Larissa Reissner wurde 1895 im polnischen Lublin geboren, damals noch unter zaristischer Herrschaft. Sie verbrachte die ersten Jahre ihres Lebens in der sibirischen Großstadt Tomsk, wo ihr Vater eine Rechtsprofessur erhalten hatte. 1903 musste die Familie vor der Unterdrückung durch das zaristische System nach Berlin fliehen. Durch die politische Tätigkeit ihres Vaters, der einige Jahre lang Mitglied der Bolschewiki war, lernte sie in dieser Zeit viele im Exil lebende russische Revolutionäre wie Lenin oder deutsche Revolutionäre wie Karl Liebknecht kennen. Nach Russland zurückgekehrt, bewegte sie sich in revolutionär-sozialistischen Kreisen, schrieb Artikel und Essays, u. a. für Maxim Gorkis Literaturzeitschrift „Letopis“ oder die sozialistische Tageszeitung „Nowaja Shisn“. Von Nicholas Hächl.

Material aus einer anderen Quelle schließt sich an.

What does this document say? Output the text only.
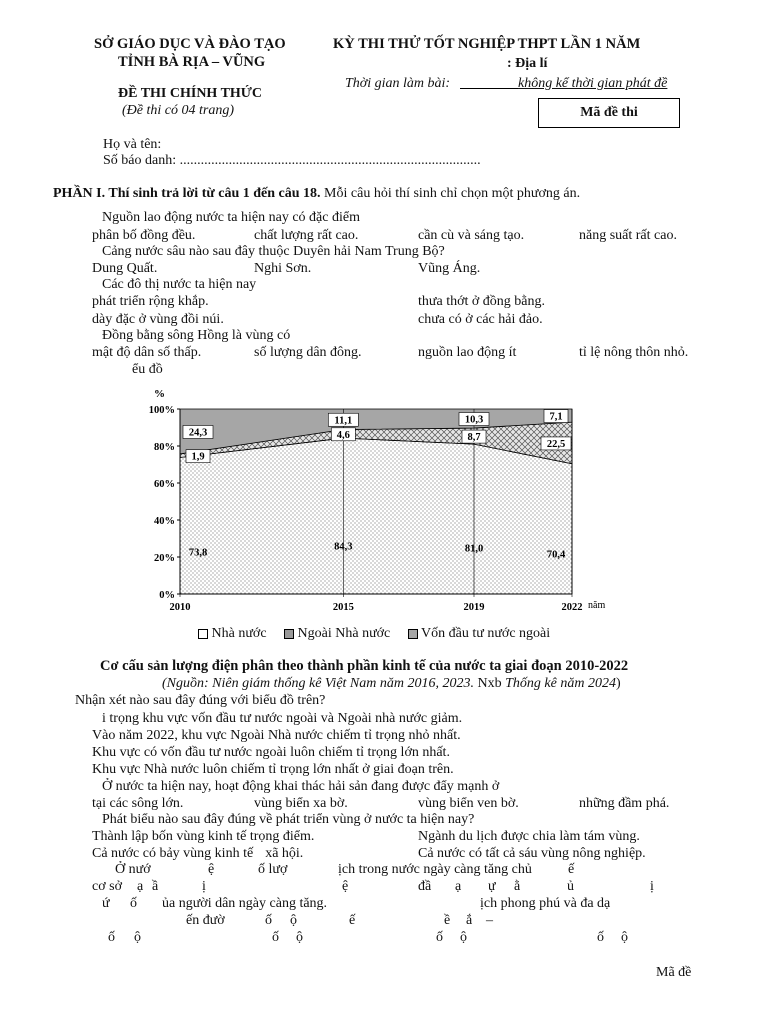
SỞ GIÁO DỤC VÀ ĐÀO TẠO
TỈNH BÀ RỊA – VŨNG
KỲ THI THỬ TỐT NGHIỆP THPT LẦN 1 NĂM
: Địa lí
Thời gian làm bài:	không kể thời gian phát đề
ĐỀ THI CHÍNH THỨC
(Đề thi có 04 trang)	Mã đề thi
Họ và tên:
Số báo danh: ......................................................................................
PHẦN I. Thí sinh trả lời từ câu 1 đến câu 18. Mỗi câu hỏi thí sinh chỉ chọn một phương án.
Nguồn lao động nước ta hiện nay có đặc điểm
phân bố đồng đều.	chất lượng rất cao.	cần cù và sáng tạo.	năng suất rất cao.
Cảng nước sâu nào sau đây thuộc Duyên hải Nam Trung Bộ?
Dung Quất.	Nghi Sơn.	Vũng Áng.
Các đô thị nước ta hiện nay
phát triển rộng khắp.	thưa thớt ở đồng bằng.
dày đặc ở vùng đồi núi.	chưa có ở các hải đảo.
Đồng bằng sông Hồng là vùng có
mật độ dân số thấp.	số lượng dân đông.	nguồn lao động ít	tỉ lệ nông thôn nhỏ.
ểu đồ
0%
20%
40%
60%
80%
100%
%
2010	2015	2019	2022 năm
73,8
84,3	81,0
70,4
1,9
4,6	8,7
22,5
24,3
11,1	10,3	7,1
Nhà nước Ngoài Nhà nước Vốn đầu tư nước ngoài
Cơ cấu sản lượng điện phân theo thành phần kinh tế của nước ta giai đoạn 2010-2022
(Nguồn: Niên giám thống kê Việt Nam năm 2016, 2023. Nxb Thống kê năm 2024)
Nhận xét nào sau đây đúng với biểu đồ trên?
i trọng khu vực vốn đầu tư nước ngoài và Ngoài nhà nước giảm.
Vào năm 2022, khu vực Ngoài Nhà nước chiếm tỉ trọng nhỏ nhất.
Khu vực có vốn đầu tư nước ngoài luôn chiếm tỉ trọng lớn nhất.
Khu vực Nhà nước luôn chiếm tỉ trọng lớn nhất ở giai đoạn trên.
Ở nước ta hiện nay, hoạt động khai thác hải sản đang được đẩy mạnh ở
tại các sông lớn.	vùng biển xa bờ.	vùng biển ven bờ.	những đầm phá.
Phát biểu nào sau đây đúng về phát triển vùng ở nước ta hiện nay?
Thành lập bốn vùng kinh tế trọng điểm.	Ngành du lịch được chia làm tám vùng.
Cả nước có bảy vùng kinh tế xã hội.	Cả nước có tất cả sáu vùng nông nghiệp.
Ở nướ	ệ	ố lượ	ịch trong nước ngày càng tăng chủ	ế
cơ sở ạ ầ	ị	ệ	đầ ạ ự ằ	ủ	ị
ứ ố ủa người dân ngày càng tăng.	ịch phong phú và đa dạ
ến đườ	ố ộ	ế	ề ắ –
ố ộ	ố ộ	ố ộ	ố ộ
Mã đề
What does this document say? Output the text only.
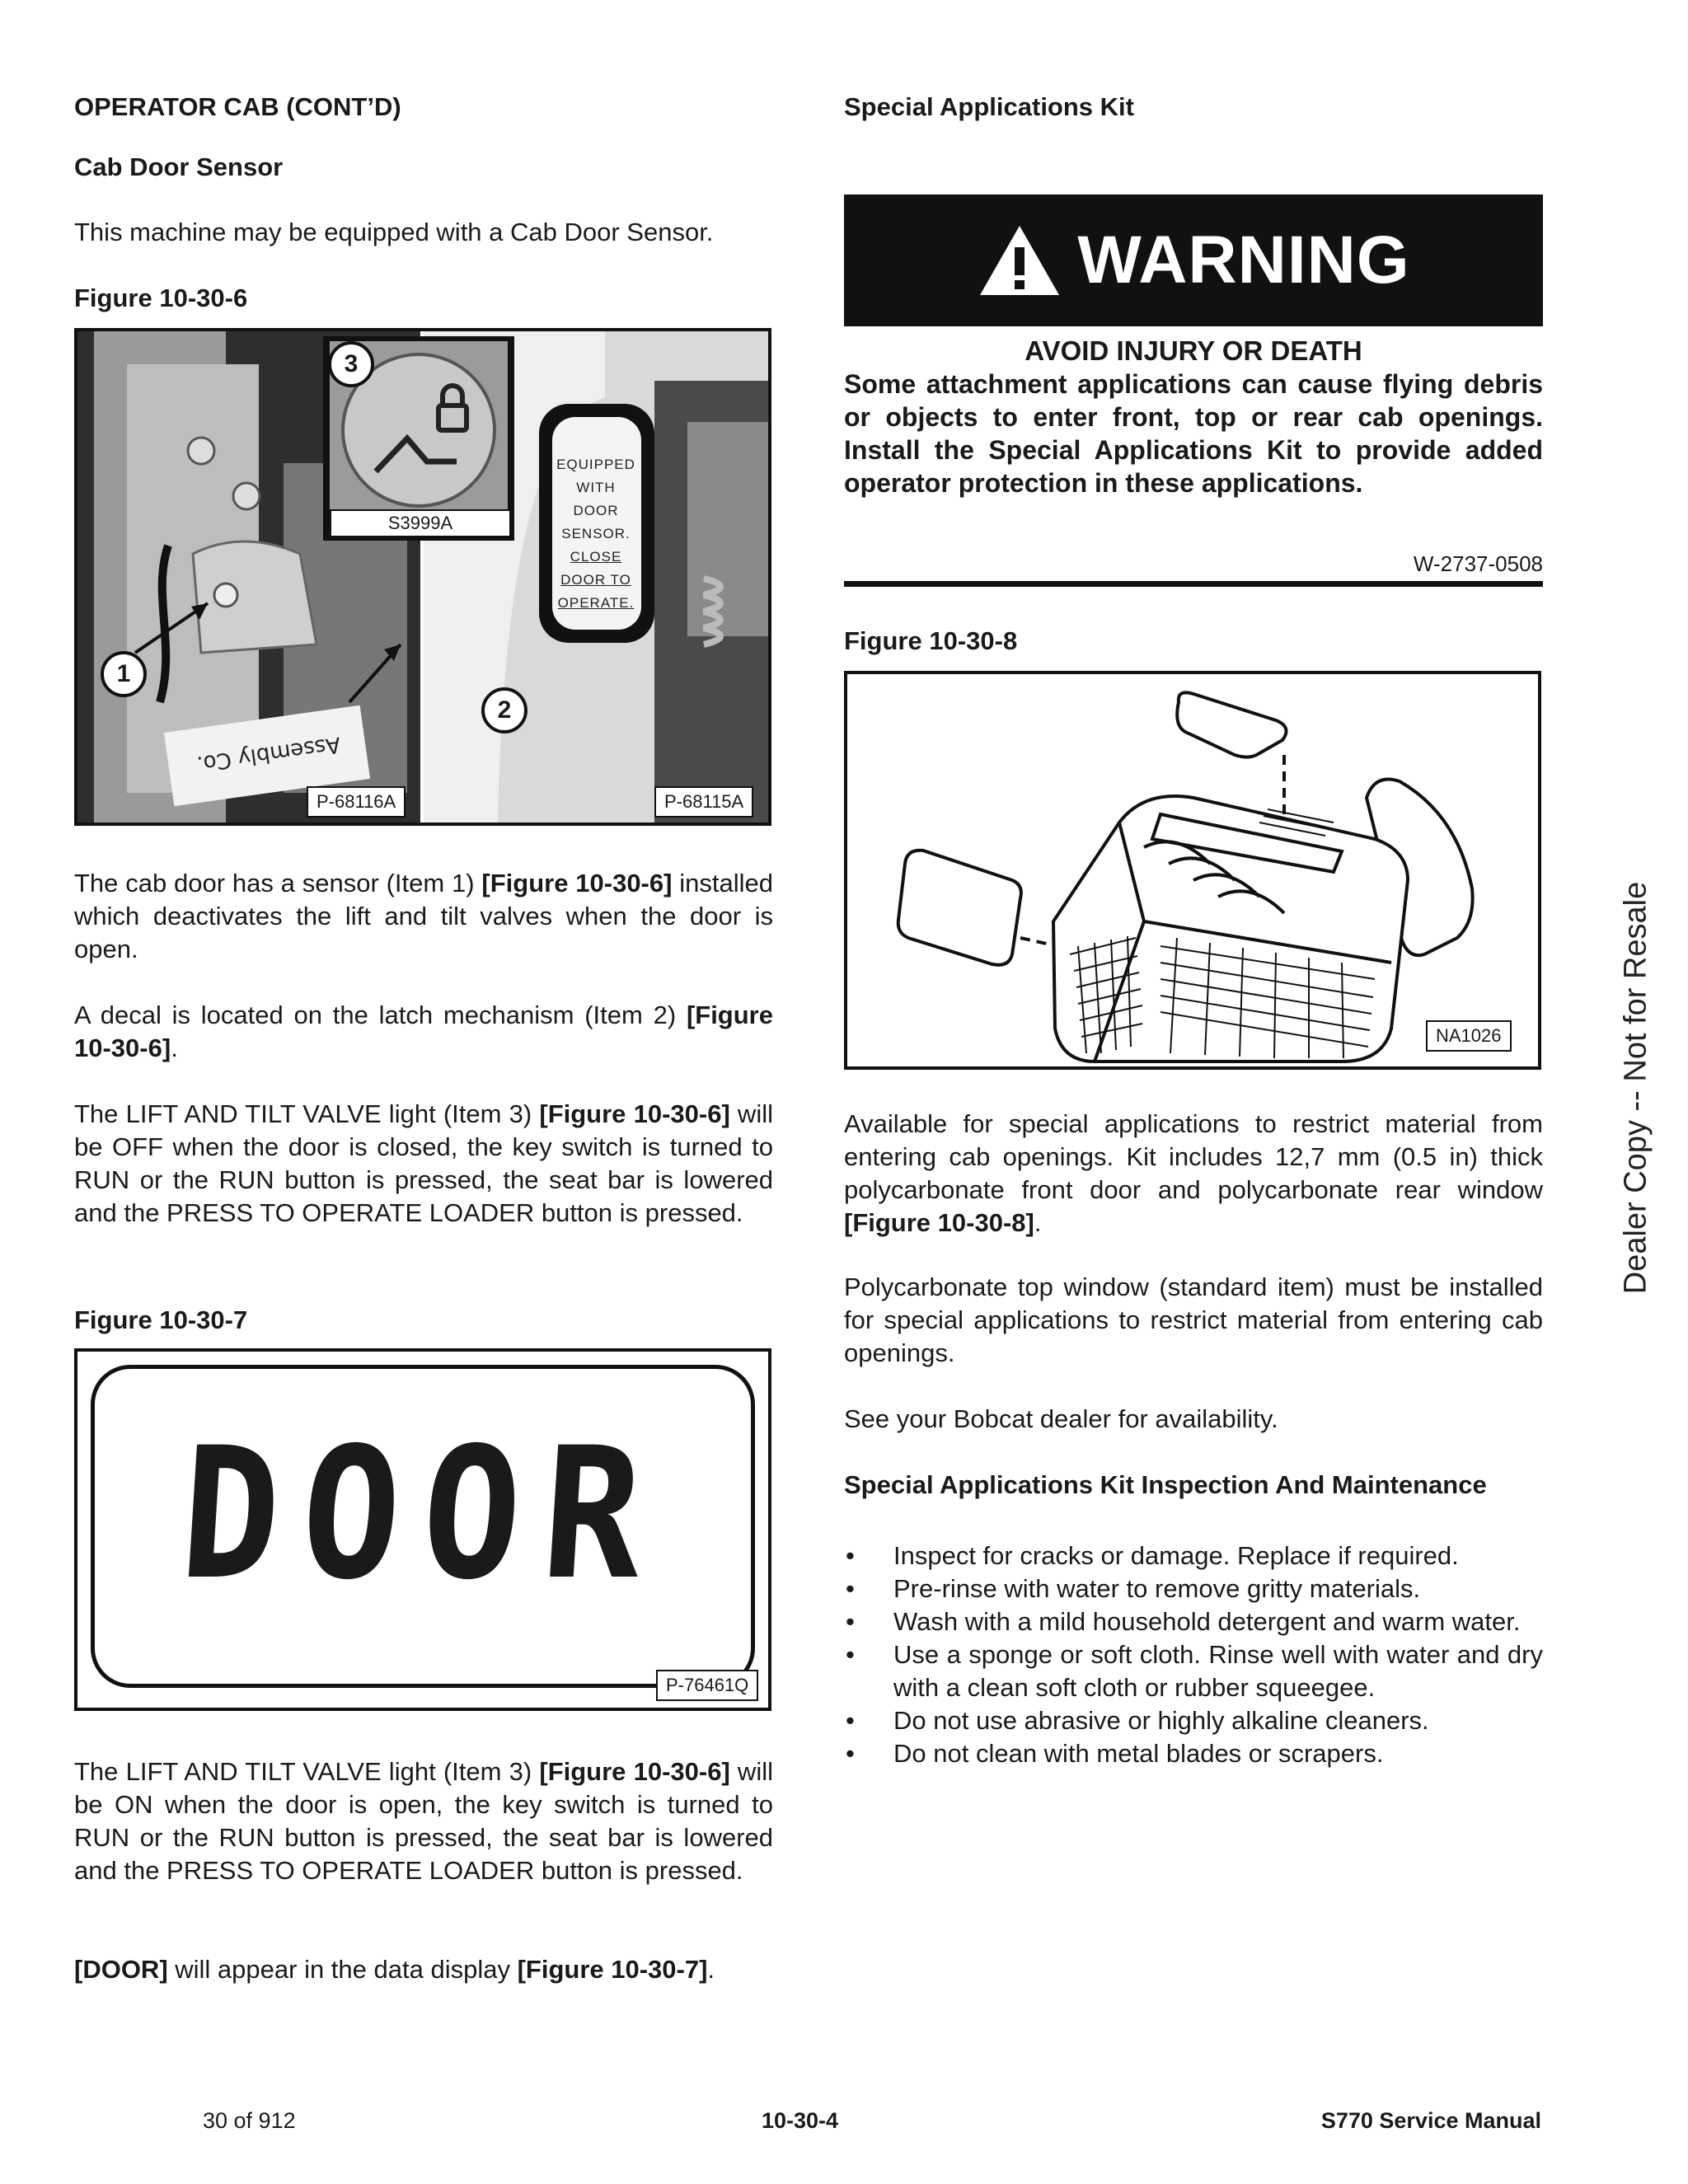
OPERATOR CAB (CONT’D)
Cab Door Sensor
This machine may be equipped with a Cab Door Sensor.
Figure 10-30-6
Assembly Co.
EQUIPPED
WITH
DOOR
SENSOR.
CLOSE
DOOR TO
OPERATE.
3
1
2
S3999A
P-68116A	P-68115A

The cab door has a sensor (Item 1) [Figure 10-30-6] installed which deactivates the lift and tilt valves when the door is open.

A decal is located on the latch mechanism (Item 2) [Figure 10-30-6].

The LIFT AND TILT VALVE light (Item 3) [Figure 10-30-6] will be OFF when the door is closed, the key switch is turned to RUN or the RUN button is pressed, the seat bar is lowered and the PRESS TO OPERATE LOADER button is pressed.

Figure 10-30-7
DOOR
P-76461Q

The LIFT AND TILT VALVE light (Item 3) [Figure 10-30-6] will be ON when the door is open, the key switch is turned to RUN or the RUN button is pressed, the seat bar is lowered and the PRESS TO OPERATE LOADER button is pressed.

[DOOR] will appear in the data display [Figure 10-30-7].

Special Applications Kit
WARNING
AVOID INJURY OR DEATH

Some attachment applications can cause flying debris or objects to enter front, top or rear cab openings. Install the Special Applications Kit to provide added operator protection in these applications.

W-2737-0508
Figure 10-30-8
NA1026

Available for special applications to restrict material from entering cab openings. Kit includes 12,7 mm (0.5 in) thick polycarbonate front door and polycarbonate rear window [Figure 10-30-8].

Polycarbonate top window (standard item) must be installed for special applications to restrict material from entering cab openings.

See your Bobcat dealer for availability.

Special Applications Kit Inspection And Maintenance
• Inspect for cracks or damage. Replace if required.
• Pre-rinse with water to remove gritty materials.
• Wash with a mild household detergent and warm water.
• Use a sponge or soft cloth. Rinse well with water and dry with a clean soft cloth or rubber squeegee.
• Do not use abrasive or highly alkaline cleaners.
• Do not clean with metal blades or scrapers.
Dealer Copy -- Not for Resale
30 of 912	10-30-4	S770 Service Manual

Schon bald nach der Oktoberrevolution, die sie aktiv unterstützte, trat Larissa den Bolschewiki bei. Sie wurde die erste weibliche Politkommissarin der Roten Armee. Zusammen mit dem Bolschewiken Fjodor Raskolnikow, mit dem sie fünf Jahre lang verheiratet war, war sie während des Russischen Bürgerkrieges bei der Belagerung von Kasan aktiv. Sie spezialisierte sich auf die Spionagearbeit hinter den feindlichen Linien und führte die Geheimdienstabteilung der Wolgaflotte. 1919 diente sie mehrere Monate lang als Kommissarin des Generalstabs der Roten Flotte.
Der russische Revolutionär Leo Trotzki erinnert sich in seinem autobiographischen Werk „Mein Leben“ an ihre gefährliche militärische Arbeit und literarische Tätigkeit im Dienste der Revolution: „Larissa Reißner, die Iwan Nikititsch das Gewissen von Swjaschsk nannte, nahm selbst einen bedeutenden Platz in der 5. Armee ein, wie in der Revolution überhaupt. […] Nach der Einnahme Kasans durch die Weißen [die Streitkräfte der Konterrevolutionären, Anm.] begab sie sich, wie eine Bäuerin gekleidet, in das feindliche Lager als Auskundschafterin. Aber ihr Äußeres war zu ungewöhnlich. Sie wurde verhaftet. Ein japanischer Kundschafteroffizier verhörte sie. Während einer Pause schlich sie sich aus der Tür, die schlecht bewacht war, und entkam. Seit der Zeit arbeitete sie in der Kundschafterabteilung. Später schwamm sie auf Kriegsschiffen und nahm an Kämpfen teil. […] Sie wollte alles wissen und kennenlernen, an allem teilnehmen. In wenigen Jahren wuchs sie zu einer erstklassigen Schriftstellerin empor.“
In den 1920er Jahren erschienen einige ihrer leidenschaftlichen Essays und lebendigen Artikel auf Deutsch und Russisch, u. a. „Die Front“, eine Sammlung ihrer Bürgerkriegsskizzen, „Afghanistan“, ein Bericht ihrer Erlebnisse als Mitglied der sowjetischen diplomatischen Delegation am Hof des Emirs, und „Kohle, Eisen und lebendige Menschen“, eine Reportage ihrer Reisen durch den jungen, sich gerade industrialisierenden russischen Arbeiterstaat. Eines ihrer bekanntesten Werke ist „Hamburg auf den Barrikaden“, eine Sammlung anschaulicher Skizzen aus den Tagen der gescheiterten Deutschen Revolution von 1923.
Ihr Leben war ereignisreich, aber viel zu kurz. Im Alter von nur 30 Jahren starb sie 1926 in einem Moskauer Krankenhaus an Typhus. So verschied – viel zu früh – eine leidenschaftliche, kämpferische und mutige Revolutionärin.